La posizione della F.I.P sulla questione risulta particolarmente difficile in quanto essa cerca di conciliare gli interessi dei club e dell’Associazione dei giocatori dovendo rispettare, per una sorta di gerarchia delle fonti, i principi e le norme di derivazione comunitaria.

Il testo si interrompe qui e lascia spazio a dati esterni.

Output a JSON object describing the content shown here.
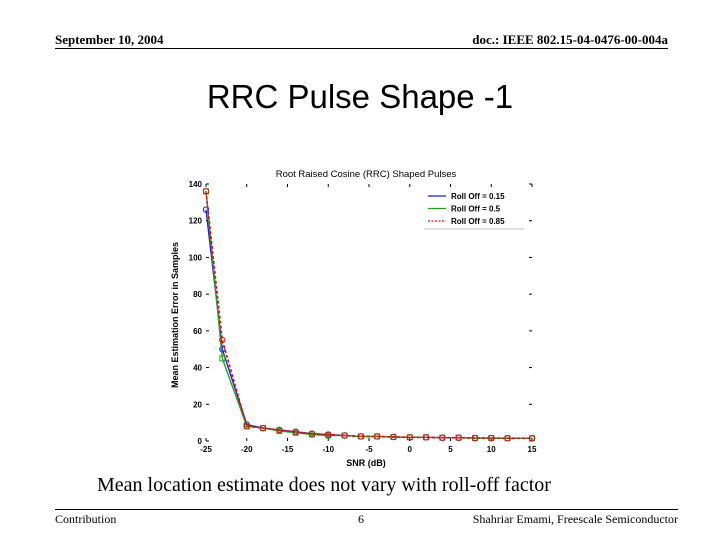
{
  "header": {
    "date": "September 10, 2004",
    "doc": "doc.: IEEE 802.15-04-0476-00-004a"
  },
  "slide_title": "RRC Pulse Shape -1",
  "caption": "Mean location estimate does not vary with roll-off factor",
  "footer": {
    "left": "Contribution",
    "page": "6",
    "right": "Shahriar Emami, Freescale Semiconductor"
  },
  "chart_data": {
    "type": "line",
    "title": "Root Raised Cosine (RRC) Shaped Pulses",
    "xlabel": "SNR (dB)",
    "ylabel": "Mean Estimation Error in Samples",
    "xlim": [
      -25,
      15
    ],
    "ylim": [
      0,
      140
    ],
    "xticks": [
      -25,
      -20,
      -15,
      -10,
      -5,
      0,
      5,
      10,
      15
    ],
    "yticks": [
      0,
      20,
      40,
      60,
      80,
      100,
      120,
      140
    ],
    "x": [
      -25,
      -23,
      -20,
      -18,
      -16,
      -14,
      -12,
      -10,
      -8,
      -6,
      -4,
      -2,
      0,
      2,
      4,
      6,
      8,
      10,
      12,
      15
    ],
    "legend_position": "top-right",
    "series": [
      {
        "name": "Roll Off = 0.15",
        "color": "#1f1fd8",
        "marker": "circle",
        "values": [
          126,
          50,
          9,
          7,
          6,
          5,
          4,
          3.5,
          3,
          2.5,
          2.5,
          2.2,
          2,
          2,
          1.8,
          1.8,
          1.6,
          1.6,
          1.5,
          1.5
        ]
      },
      {
        "name": "Roll Off = 0.5",
        "color": "#22a022",
        "marker": "square",
        "values": [
          136,
          45,
          8,
          7,
          5.5,
          4.5,
          3.5,
          3,
          3,
          2.5,
          2.5,
          2.2,
          2,
          2,
          1.8,
          1.8,
          1.6,
          1.6,
          1.5,
          1.5
        ]
      },
      {
        "name": "Roll Off = 0.85",
        "color": "#e01010",
        "marker": "circle-open",
        "values": [
          136,
          55,
          8,
          7,
          6,
          5,
          4,
          3.5,
          3,
          2.5,
          2.5,
          2.2,
          2,
          2,
          1.8,
          1.8,
          1.6,
          1.6,
          1.5,
          1.5
        ]
      }
    ]
  }
}
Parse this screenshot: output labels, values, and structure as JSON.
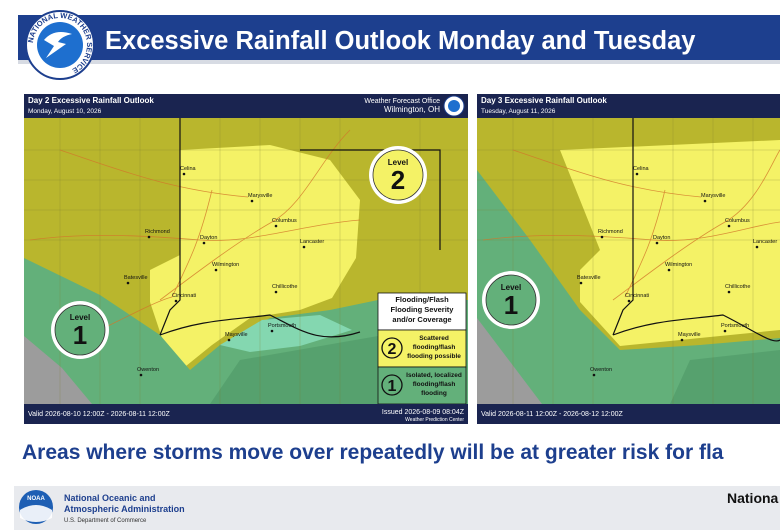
{
  "header": {
    "title": "Excessive Rainfall Outlook Monday and Tuesday",
    "logo_text": "NATIONAL WEATHER SERVICE"
  },
  "maps": [
    {
      "title": "Day 2 Excessive Rainfall Outlook",
      "date": "Monday, August 10, 2026",
      "office": "Weather Forecast Office",
      "office_location": "Wilmington, OH",
      "cities": [
        "Celina",
        "Marysville",
        "Columbus",
        "Richmond",
        "Dayton",
        "Lancaster",
        "Wilmington",
        "Chillicothe",
        "Batesville",
        "Cincinnati",
        "Portsmouth",
        "Maysville",
        "Owenton"
      ],
      "badges": [
        {
          "label": "Level",
          "number": "2"
        },
        {
          "label": "Level",
          "number": "1"
        }
      ],
      "legend": {
        "title": [
          "Flooding/Flash",
          "Flooding Severity",
          "and/or Coverage"
        ],
        "items": [
          {
            "number": "2",
            "text": [
              "Scattered",
              "flooding/flash",
              "flooding possible"
            ]
          },
          {
            "number": "1",
            "text": [
              "Isolated, localized",
              "flooding/flash",
              "flooding"
            ]
          }
        ]
      },
      "valid": "Valid 2026-08-10 12:00Z - 2026-08-11 12:00Z",
      "issued": "Issued 2026-08-09 08:04Z",
      "center": "Weather Prediction Center"
    },
    {
      "title": "Day 3 Excessive Rainfall Outlook",
      "date": "Tuesday, August 11, 2026",
      "cities": [
        "Celina",
        "Marysville",
        "Columbus",
        "Richmond",
        "Dayton",
        "Lancaster",
        "Wilmington",
        "Chillicothe",
        "Batesville",
        "Cincinnati",
        "Portsmouth",
        "Maysville",
        "Owenton"
      ],
      "badges": [
        {
          "label": "Level",
          "number": "1"
        }
      ],
      "valid": "Valid 2026-08-11 12:00Z - 2026-08-12 12:00Z"
    }
  ],
  "message": "Areas where storms move over repeatedly will be at greater risk for fla",
  "footer": {
    "agency": [
      "National Oceanic and",
      "Atmospheric Administration"
    ],
    "department": "U.S. Department of Commerce",
    "logo_text": "NOAA",
    "right": "Nationa"
  }
}
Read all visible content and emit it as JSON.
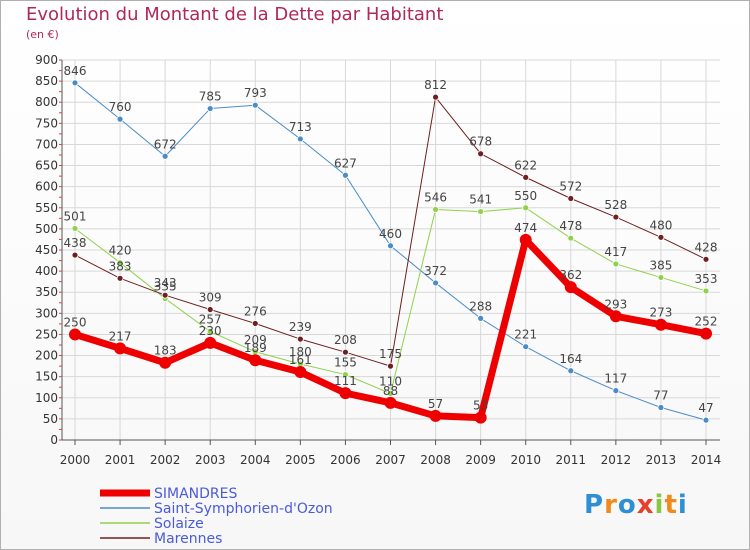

Gli scenari futuri che si prospettano vanno nella direzione di soluzioni di tipo transitorio per cercare di venire incontro alle esigenze delle parti. Proprio in questo senso nell’Assemblea di Lega del 10 dicembre 2015 è emersa l’ipotesi di modificare l’eleggibilità dei giocatori passando alla formula del 6+6 a partire dalla stagione 2016-2017. La Federazione si è detta disponibile a valutare questa ipotesi, ma prima deve essere ottenuto il consenso anche da parte della G.I.B.A. Nel frattempo, nelle prime 11 giornate di campionato sin qui disputato, gli atleti italiani sono stati impiegati per il 33,35% e questo è il miglior dato delle ultime cinque stagioni regolari. Questo può essere un segnale di come l’impiego degli atleti italiani non dipenda dai criteri di eleggibilità, ma principalmente dalle qualità cestistiche e dalla volontà dei club di investire su di loro.